1 Comment

A Docker Pipeline for Mirroring & Archiving a Website

I monitor a handful of websites with some critical information on them. I also have a Synology NAS. Here’s how I created a pipeline for mirroring and archiving these key sites onto my NAS.

My goal for the website backups is to have zipped archives created once a week. The Synology task scheduler software can take care of the weekly jobs. I’ve also chosen to build my backup process on Docker, as Synology’s Docker plugin manages it nicely.

The Process

For any given site, the backup and archival pipeline goes like this:

  1. Use HTTrack to mirror the website to the local filesystem.
  2. Bundle the mirrored content into a zip with 7-Zip.
  3. Move the zip artifact to my backup directory.

A visual representation of the mirror and archive workflow.
A visual representation of the mirror and archive workflow. Image credit : me.

To facilitate the above, I’ve created a shell script for the Synology task scheduler to run. The script:

  1. Uses the ralfbs/httrack image to mirror the website to a local, private Docker volume.
  2. Uses the crazy-max/7zip image to compress the website content into a single artifact.
  3. Uses the Alpine Linux 3.8 image to move the artifact to the host filesystem.

The script itself is not particularly interesting–it’s essentially three docker run commands for the above steps, plus a few lines of supporting code for configuration.

Tradeoffs and Considerations

No tool like this is perfect, and I’ve chosen to make some compromises and arbitrary decisions.

Using Docker

My use of Docker for this purpose is arguably inappropriate; a script running local utilities would be just fine.

Ultimately, I chose to go with Docker for two reasons:

  1. It’s a self-contained way of running arbitrary packages on the Synology NAS.
  2. It’s given me a chance to fiddle with Docker.

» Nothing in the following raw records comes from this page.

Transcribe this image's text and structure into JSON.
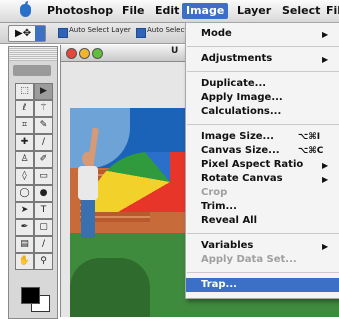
{
  "menubar": {
    "items": [
      "Photoshop",
      "File",
      "Edit",
      "Image",
      "Layer",
      "Select",
      "Fil"
    ],
    "active_index": 3
  },
  "options_bar": {
    "checkbox1_label": "Auto Select Layer",
    "checkbox2_label": "Auto Select"
  },
  "document": {
    "title_fragment": "U"
  },
  "image_menu": {
    "items": [
      {
        "label": "Mode",
        "shortcut": "",
        "submenu": true,
        "disabled": false
      },
      {
        "label": "Adjustments",
        "shortcut": "",
        "submenu": true,
        "disabled": false
      },
      {
        "label": "Duplicate...",
        "shortcut": "",
        "submenu": false,
        "disabled": false
      },
      {
        "label": "Apply Image...",
        "shortcut": "",
        "submenu": false,
        "disabled": false
      },
      {
        "label": "Calculations...",
        "shortcut": "",
        "submenu": false,
        "disabled": false
      },
      {
        "label": "Image Size...",
        "shortcut": "⌥⌘I",
        "submenu": false,
        "disabled": false
      },
      {
        "label": "Canvas Size...",
        "shortcut": "⌥⌘C",
        "submenu": false,
        "disabled": false
      },
      {
        "label": "Pixel Aspect Ratio",
        "shortcut": "",
        "submenu": true,
        "disabled": false
      },
      {
        "label": "Rotate Canvas",
        "shortcut": "",
        "submenu": true,
        "disabled": false
      },
      {
        "label": "Crop",
        "shortcut": "",
        "submenu": false,
        "disabled": true
      },
      {
        "label": "Trim...",
        "shortcut": "",
        "submenu": false,
        "disabled": false
      },
      {
        "label": "Reveal All",
        "shortcut": "",
        "submenu": false,
        "disabled": false
      },
      {
        "label": "Variables",
        "shortcut": "",
        "submenu": true,
        "disabled": false
      },
      {
        "label": "Apply Data Set...",
        "shortcut": "",
        "submenu": false,
        "disabled": true
      },
      {
        "label": "Trap...",
        "shortcut": "",
        "submenu": false,
        "disabled": false,
        "highlighted": true
      }
    ]
  },
  "colors": {
    "highlight": "#3c6fc6",
    "disabled_text": "#a0a0a0"
  }
}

Use of a private volume instead of the host filesystem

Private volumes are probably overkill for this application, but I like using them for two reasons:

  1. I like the way the private volume helps keep intermediate artifacts self-contained within the environment of the script. There are no leftover intermediate files sitting in my way.
  2. It’s given me a chance to fiddle with private volumes in Docker.

In both cases, I feel like reason #2 justifies my decisions.

Conclusion

Overall, I’m pretty happy with the way my mirroring and archival pipeline turned out. Not only does it serve an important need, but it gave me some experience with Docker.

More importantly, the experience gives me confidence in speaking with my colleagues about Docker day-to-day.